Abbé Paul-Augustin Madimba : Pour faire de la justice transitionnelle un véritable levier de paix, il faut établir la vérité, déterminer les responsabilités et réparer les victimes. L’idée d’une commission vérité et réconciliation avait déjà été avancée pour examiner les violences et les responsabilités accumulées au fil de l’histoire récente du pays.
Il ne suffit pas de panser les blessures. Les auteurs et responsables des violences doivent également répondre de leurs actes, tandis que les victimes doivent être reconnues et réparées. Cela impose aussi un examen critique des précédents dialogues et des engagements restés sans application. Après tant de concertations, il faut se demander ce qu’elles ont concrètement apporté à la population.
Infos27 : Comment garantir l’application effective des décisions issues de ce dialogue annoncé ?
Abbé Paul-Augustin Madimba : Pour garantir l’application effective des décisions, il faut responsabiliser les acteurs et assurer un véritable suivi des engagements. Chacun doit reconnaître sa part de responsabilité et répondre de ses actes. Aucun accord politique ne peut produire une paix durable s’il se limite à redistribuer des postes et des responsabilités institutionnelles.

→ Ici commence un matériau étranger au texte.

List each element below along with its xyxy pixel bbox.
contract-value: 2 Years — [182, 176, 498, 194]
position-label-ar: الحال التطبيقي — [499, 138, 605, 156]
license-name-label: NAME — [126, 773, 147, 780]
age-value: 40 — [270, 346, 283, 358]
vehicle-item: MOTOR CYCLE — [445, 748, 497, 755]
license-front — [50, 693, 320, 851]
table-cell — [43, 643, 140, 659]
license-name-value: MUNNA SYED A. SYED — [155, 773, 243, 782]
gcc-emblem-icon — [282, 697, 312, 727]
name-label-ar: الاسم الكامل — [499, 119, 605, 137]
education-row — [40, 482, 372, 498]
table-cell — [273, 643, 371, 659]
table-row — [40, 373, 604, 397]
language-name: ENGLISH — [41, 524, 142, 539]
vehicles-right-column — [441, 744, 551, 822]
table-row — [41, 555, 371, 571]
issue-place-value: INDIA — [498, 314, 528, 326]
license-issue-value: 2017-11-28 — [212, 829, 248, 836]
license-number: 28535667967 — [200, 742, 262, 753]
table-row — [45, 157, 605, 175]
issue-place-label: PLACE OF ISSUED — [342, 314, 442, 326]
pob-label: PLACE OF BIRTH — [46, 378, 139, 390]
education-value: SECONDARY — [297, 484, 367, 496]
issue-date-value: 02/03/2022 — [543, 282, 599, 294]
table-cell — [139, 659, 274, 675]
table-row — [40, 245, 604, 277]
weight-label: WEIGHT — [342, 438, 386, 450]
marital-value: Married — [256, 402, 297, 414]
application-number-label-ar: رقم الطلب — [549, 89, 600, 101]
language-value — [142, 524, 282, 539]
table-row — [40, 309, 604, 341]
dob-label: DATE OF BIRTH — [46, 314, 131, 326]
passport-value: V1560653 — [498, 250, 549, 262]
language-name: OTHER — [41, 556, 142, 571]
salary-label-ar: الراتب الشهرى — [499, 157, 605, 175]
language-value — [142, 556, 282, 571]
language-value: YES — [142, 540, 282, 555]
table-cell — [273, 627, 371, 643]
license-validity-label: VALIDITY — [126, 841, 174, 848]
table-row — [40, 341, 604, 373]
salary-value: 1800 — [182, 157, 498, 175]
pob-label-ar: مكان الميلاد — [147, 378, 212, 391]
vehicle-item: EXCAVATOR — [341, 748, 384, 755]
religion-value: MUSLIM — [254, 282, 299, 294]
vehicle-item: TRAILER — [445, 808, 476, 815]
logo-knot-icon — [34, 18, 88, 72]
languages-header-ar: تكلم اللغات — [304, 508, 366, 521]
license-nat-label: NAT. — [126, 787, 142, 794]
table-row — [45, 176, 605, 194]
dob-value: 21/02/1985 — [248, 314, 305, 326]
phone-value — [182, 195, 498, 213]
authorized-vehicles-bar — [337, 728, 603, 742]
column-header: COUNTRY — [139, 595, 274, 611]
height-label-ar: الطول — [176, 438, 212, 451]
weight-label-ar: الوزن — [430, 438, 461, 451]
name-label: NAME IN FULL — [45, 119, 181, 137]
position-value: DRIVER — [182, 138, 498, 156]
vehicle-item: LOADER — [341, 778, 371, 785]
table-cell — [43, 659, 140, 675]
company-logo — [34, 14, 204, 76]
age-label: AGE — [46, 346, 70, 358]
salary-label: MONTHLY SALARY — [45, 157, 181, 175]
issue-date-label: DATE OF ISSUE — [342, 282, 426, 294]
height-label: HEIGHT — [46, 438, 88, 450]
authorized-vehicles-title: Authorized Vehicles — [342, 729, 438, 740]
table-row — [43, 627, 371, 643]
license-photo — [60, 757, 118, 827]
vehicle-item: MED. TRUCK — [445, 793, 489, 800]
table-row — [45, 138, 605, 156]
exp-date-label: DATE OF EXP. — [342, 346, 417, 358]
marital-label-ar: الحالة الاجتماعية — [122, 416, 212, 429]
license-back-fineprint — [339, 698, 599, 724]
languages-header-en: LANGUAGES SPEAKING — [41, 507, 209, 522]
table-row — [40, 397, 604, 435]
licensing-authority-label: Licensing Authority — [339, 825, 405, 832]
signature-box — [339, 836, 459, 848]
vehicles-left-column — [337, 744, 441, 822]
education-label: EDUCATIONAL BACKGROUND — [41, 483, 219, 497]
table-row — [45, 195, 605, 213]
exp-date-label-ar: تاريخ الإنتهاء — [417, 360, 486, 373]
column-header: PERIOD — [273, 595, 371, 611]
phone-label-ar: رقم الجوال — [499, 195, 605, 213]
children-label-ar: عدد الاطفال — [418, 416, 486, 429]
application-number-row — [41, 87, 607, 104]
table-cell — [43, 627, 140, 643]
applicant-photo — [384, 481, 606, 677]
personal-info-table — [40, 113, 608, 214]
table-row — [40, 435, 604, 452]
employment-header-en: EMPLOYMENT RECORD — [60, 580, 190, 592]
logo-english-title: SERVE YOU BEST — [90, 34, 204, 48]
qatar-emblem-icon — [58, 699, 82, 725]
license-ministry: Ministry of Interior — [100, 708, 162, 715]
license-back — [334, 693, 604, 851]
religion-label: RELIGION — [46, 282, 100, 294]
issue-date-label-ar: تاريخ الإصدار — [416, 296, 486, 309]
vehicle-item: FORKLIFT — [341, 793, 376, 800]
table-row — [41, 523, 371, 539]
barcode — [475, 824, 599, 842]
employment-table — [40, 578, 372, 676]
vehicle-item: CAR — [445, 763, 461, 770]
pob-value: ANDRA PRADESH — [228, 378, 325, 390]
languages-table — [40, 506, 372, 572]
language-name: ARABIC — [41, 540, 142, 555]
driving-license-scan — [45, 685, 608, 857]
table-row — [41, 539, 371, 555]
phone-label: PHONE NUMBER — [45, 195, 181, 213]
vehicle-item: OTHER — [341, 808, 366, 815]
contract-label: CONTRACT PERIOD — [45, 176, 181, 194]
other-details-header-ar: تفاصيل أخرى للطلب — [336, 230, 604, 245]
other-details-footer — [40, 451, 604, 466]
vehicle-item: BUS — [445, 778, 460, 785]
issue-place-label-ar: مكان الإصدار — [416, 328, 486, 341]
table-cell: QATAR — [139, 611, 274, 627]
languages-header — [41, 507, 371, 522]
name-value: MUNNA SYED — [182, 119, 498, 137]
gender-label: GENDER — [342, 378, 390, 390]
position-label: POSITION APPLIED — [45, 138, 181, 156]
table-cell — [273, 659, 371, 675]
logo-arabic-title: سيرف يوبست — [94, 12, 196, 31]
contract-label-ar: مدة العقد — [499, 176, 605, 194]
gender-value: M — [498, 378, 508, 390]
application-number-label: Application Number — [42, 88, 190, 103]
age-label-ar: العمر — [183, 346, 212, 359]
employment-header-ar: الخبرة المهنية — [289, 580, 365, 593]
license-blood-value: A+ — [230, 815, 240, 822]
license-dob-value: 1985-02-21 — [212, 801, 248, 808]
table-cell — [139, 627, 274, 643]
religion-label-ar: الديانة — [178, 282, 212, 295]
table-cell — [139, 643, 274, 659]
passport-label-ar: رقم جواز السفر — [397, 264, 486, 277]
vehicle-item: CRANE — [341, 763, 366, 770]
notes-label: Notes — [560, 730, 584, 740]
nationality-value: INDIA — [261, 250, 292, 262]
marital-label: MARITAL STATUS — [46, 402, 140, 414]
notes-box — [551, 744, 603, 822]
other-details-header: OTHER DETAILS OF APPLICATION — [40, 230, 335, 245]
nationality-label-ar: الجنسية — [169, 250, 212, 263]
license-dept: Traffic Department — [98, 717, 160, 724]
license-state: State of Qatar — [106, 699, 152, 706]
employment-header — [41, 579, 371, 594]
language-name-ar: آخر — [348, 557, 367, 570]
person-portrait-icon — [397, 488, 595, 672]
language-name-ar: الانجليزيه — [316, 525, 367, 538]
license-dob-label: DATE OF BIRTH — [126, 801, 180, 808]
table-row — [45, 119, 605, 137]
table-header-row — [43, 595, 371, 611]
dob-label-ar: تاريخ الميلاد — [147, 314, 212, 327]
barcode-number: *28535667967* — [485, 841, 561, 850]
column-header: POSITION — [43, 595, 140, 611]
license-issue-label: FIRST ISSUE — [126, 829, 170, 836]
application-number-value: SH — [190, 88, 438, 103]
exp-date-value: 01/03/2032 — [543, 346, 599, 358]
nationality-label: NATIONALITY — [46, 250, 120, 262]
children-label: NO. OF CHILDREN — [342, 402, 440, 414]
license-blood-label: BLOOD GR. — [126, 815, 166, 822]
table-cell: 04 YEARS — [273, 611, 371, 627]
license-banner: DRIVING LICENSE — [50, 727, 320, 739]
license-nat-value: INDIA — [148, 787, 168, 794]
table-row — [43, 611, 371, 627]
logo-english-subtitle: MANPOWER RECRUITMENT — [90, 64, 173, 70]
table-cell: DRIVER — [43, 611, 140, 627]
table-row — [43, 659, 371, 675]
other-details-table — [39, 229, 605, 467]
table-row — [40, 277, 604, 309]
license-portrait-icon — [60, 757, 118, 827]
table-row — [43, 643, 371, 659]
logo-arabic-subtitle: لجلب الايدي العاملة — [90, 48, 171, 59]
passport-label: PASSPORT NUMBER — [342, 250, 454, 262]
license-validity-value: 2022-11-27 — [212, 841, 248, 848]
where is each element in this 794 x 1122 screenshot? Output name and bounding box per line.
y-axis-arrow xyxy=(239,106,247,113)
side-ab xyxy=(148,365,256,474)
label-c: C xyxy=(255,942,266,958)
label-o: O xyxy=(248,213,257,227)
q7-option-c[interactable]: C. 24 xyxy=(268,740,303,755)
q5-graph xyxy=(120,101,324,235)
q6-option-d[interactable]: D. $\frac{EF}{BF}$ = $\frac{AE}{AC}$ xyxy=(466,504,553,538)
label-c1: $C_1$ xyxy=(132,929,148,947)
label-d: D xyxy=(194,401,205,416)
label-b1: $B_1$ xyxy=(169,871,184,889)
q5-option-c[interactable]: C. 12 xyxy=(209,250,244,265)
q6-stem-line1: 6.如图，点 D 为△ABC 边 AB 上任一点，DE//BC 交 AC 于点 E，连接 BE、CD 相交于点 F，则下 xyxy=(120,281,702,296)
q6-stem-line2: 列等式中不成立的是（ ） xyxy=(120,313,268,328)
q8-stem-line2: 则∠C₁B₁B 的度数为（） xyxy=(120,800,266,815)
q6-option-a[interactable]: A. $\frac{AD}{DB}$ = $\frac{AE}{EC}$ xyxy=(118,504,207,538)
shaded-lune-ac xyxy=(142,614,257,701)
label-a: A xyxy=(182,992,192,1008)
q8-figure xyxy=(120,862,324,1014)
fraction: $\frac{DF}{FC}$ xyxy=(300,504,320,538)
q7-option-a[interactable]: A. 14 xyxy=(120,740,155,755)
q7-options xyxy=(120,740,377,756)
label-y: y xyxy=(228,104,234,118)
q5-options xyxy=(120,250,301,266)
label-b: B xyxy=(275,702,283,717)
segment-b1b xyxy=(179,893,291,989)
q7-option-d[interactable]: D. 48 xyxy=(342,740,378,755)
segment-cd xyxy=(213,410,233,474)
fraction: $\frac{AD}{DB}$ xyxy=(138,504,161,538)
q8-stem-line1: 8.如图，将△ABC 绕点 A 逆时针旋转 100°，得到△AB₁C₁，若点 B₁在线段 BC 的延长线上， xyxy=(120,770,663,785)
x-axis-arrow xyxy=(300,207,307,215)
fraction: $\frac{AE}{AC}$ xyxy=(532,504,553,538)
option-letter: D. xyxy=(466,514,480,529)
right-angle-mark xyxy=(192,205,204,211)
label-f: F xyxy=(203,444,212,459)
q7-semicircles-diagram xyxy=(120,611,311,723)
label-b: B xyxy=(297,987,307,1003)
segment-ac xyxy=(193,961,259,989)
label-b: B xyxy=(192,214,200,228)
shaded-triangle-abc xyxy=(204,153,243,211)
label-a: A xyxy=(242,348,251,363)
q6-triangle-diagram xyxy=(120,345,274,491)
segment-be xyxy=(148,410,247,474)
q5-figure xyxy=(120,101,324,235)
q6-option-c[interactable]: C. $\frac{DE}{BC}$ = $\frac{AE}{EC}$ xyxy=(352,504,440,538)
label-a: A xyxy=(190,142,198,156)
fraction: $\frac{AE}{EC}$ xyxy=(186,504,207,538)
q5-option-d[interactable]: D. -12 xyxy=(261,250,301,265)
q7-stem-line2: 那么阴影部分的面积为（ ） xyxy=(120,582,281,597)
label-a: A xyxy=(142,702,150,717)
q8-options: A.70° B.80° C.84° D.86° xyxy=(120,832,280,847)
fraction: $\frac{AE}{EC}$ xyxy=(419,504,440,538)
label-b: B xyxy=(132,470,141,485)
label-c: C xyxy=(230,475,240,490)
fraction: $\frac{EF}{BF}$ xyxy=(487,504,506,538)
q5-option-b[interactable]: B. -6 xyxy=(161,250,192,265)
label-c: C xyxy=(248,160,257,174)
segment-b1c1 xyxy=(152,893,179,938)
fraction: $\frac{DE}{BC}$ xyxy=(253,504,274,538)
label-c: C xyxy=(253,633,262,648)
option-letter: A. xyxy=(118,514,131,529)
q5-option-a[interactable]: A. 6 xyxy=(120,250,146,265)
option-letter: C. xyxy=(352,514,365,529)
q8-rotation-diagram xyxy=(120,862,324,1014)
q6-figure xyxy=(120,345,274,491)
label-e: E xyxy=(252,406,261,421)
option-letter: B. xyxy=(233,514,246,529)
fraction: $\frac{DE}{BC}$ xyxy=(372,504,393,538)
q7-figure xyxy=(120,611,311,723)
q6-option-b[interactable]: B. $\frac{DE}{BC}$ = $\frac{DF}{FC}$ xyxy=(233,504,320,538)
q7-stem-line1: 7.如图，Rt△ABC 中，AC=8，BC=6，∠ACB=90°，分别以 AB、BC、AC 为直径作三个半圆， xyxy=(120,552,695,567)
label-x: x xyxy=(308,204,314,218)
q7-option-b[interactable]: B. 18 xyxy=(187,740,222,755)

Les engagements doivent être assortis de mécanismes de suivi, les responsabilités clairement établies et les victimes réellement prises en compte. Les dialogues successifs ont souvent débouché sur de nouveaux arrangements politiques, alors que les populations ont continué à subir les conséquences des crises. À la fin, le peuple reste le dindon de la farce.
La crédibilité d’un nouveau dialogue dépendra donc moins du nombre de personnalités réunies autour d’une table que de sa capacité à placer les citoyens, leurs souffrances et leurs attentes au centre des décisions.